Alternatively, the electrical winding connection is also in place of the contact surfaces shown contact pins can be realized.

In this context, it is a particular advantage if, for example, the raised edges 4 , 5 , 6 , 7 are provided on their outward-facing surfaces with locking lugs, which snap into a printed circuit board and thus mechanically fix the three-dimensional winding arrangement on a printed circuit board enable.

The three-dimensional winding arrangement formed is used to generate electrical energy from a magnetic field. The winding axes of the three windings 14 , 15 , 16 are each arranged at right angles to one another and intersect at a common point. To generate electrical energy from a magnetic field, the windings 14 , 15 , 16 together with resonance capacitors each form series resonance circuits or parallel resonance circuits, which are preferably connected to rectifiers. The rectifiers are each provided with backup capacitors on the secondary side. The DC connections of all rectifiers are connected in series with a load to be fed - for example a sensor measuring unit or sensor electronics or a control unit of an actuator.

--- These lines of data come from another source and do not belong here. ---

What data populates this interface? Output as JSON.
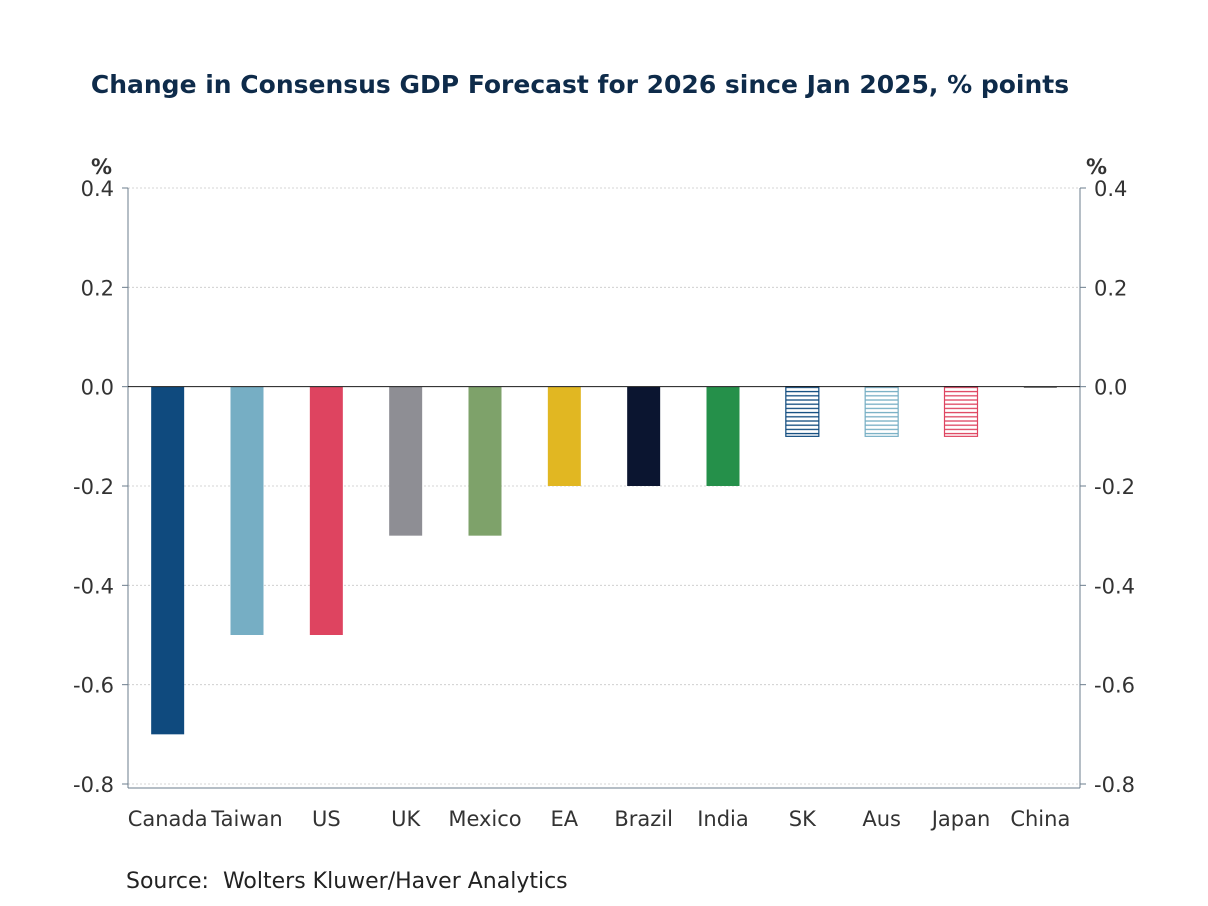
{
  "chart_data": {
    "type": "bar",
    "title": "Change in Consensus GDP Forecast for 2026 since Jan 2025, % points",
    "categories": [
      "Canada",
      "Taiwan",
      "US",
      "UK",
      "Mexico",
      "EA",
      "Brazil",
      "India",
      "SK",
      "Aus",
      "Japan",
      "China"
    ],
    "values": [
      -0.7,
      -0.5,
      -0.5,
      -0.3,
      -0.3,
      -0.2,
      -0.2,
      -0.2,
      -0.1,
      -0.1,
      -0.1,
      0.0
    ],
    "colors": [
      "#0f4a7e",
      "#76aec4",
      "#de4460",
      "#8e8e94",
      "#7ea26a",
      "#e1b722",
      "#0b1530",
      "#25904a",
      "#0f4a7e",
      "#76aec4",
      "#de4460",
      "#333333"
    ],
    "hatched": [
      false,
      false,
      false,
      false,
      false,
      false,
      false,
      false,
      true,
      true,
      true,
      false
    ],
    "ylim": [
      -0.8,
      0.4
    ],
    "yticks": [
      0.4,
      0.2,
      0.0,
      -0.2,
      -0.4,
      -0.6,
      -0.8
    ],
    "ytick_labels": [
      "0.4",
      "0.2",
      "0.0",
      "-0.2",
      "-0.4",
      "-0.6",
      "-0.8"
    ],
    "ylabel_left": "%",
    "ylabel_right": "%",
    "xlabel": "",
    "grid": true
  },
  "source": "Source:  Wolters Kluwer/Haver Analytics"
}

Even if a three-dimensional winding arrangement with an integrated central core is always assumed above, a three-dimensional winding arrangement without a core can also be realized. With such a three-dimensional winding arrangement, it is not necessary to assemble the cube-shaped winding carrier from two components, but rather the winding carrier is formed by a one-piece cube (consisting for example of a solid plastic material) with raised edges 4 , 5 , 6 , 7 , 10 , 11 , 12 , 13 are formed at all eight corners according to the shape shown in FIG. 2.

Claims (8)

1. Three-dimensional winding arrangement for generating electrical energy from a magnetic field, with three windings ( 14 , 15 , 16 ), the winding axes of which are each arranged at right angles to one another and intersect at a common point, characterized in that a cube-shaped winding support is provided, which on its eight corners is provided with raised edges ( 4 , 5 , 6 , 7 , 10 , 11 , 12 , 13 ), the distance between an outer surface of a raised edge ( 4 , 5 , 6 , 7 , 10 , 11 , 12 , 13 ) and the outer circumferential surface ( 3 , 9 ) of the cube corresponds at least to the winding thickness and wherein circumferential spacing spaces (A, B, C) for winding guidance or insertion of the windings ( 14 , 15 , 16 ) are formed between two raised edges. 2. Winding arrangement according to claim 1, characterized in that the winding support is composed of two hollow half-cubes ( 2 , 8 ) which enclose a core ( 1 ) made of a magnetically active material. 3. Winding arrangement according to claim 2, characterized in that an adhesive is introduced between the inner lateral surfaces of the half-cubes ( 2 , 8 ) and the core ( 1 ). 4. Winding arrangement according to claim 2, characterized in that the inner surfaces of the half-cubes ( 2 , 8 ) are provided with flexible knobs. 5. Winding arrangement according to claim 2, characterized in that an elastic material, preferably foam material, is introduced between the inner wall of the half-cubes ( 2 , 8 ) and the core ( 1 ). 6. Winding arrangement according to one of claims 2 to 5, characterized in that the mutually facing side edges of the half-cubes ( 2 , 8 ) are designed as latchable springs or grooves. 7. Winding arrangement according to one of the preceding claims, characterized in that winding connections ( 17 ) designed as contact pins or contact surfaces are arranged on raised edges. 8. Winding arrangement according to one of the preceding claims, characterized characterized in that at least individual raised edges on their outward directed surfaces with latches suitable for mounting on a printed circuit board are provided.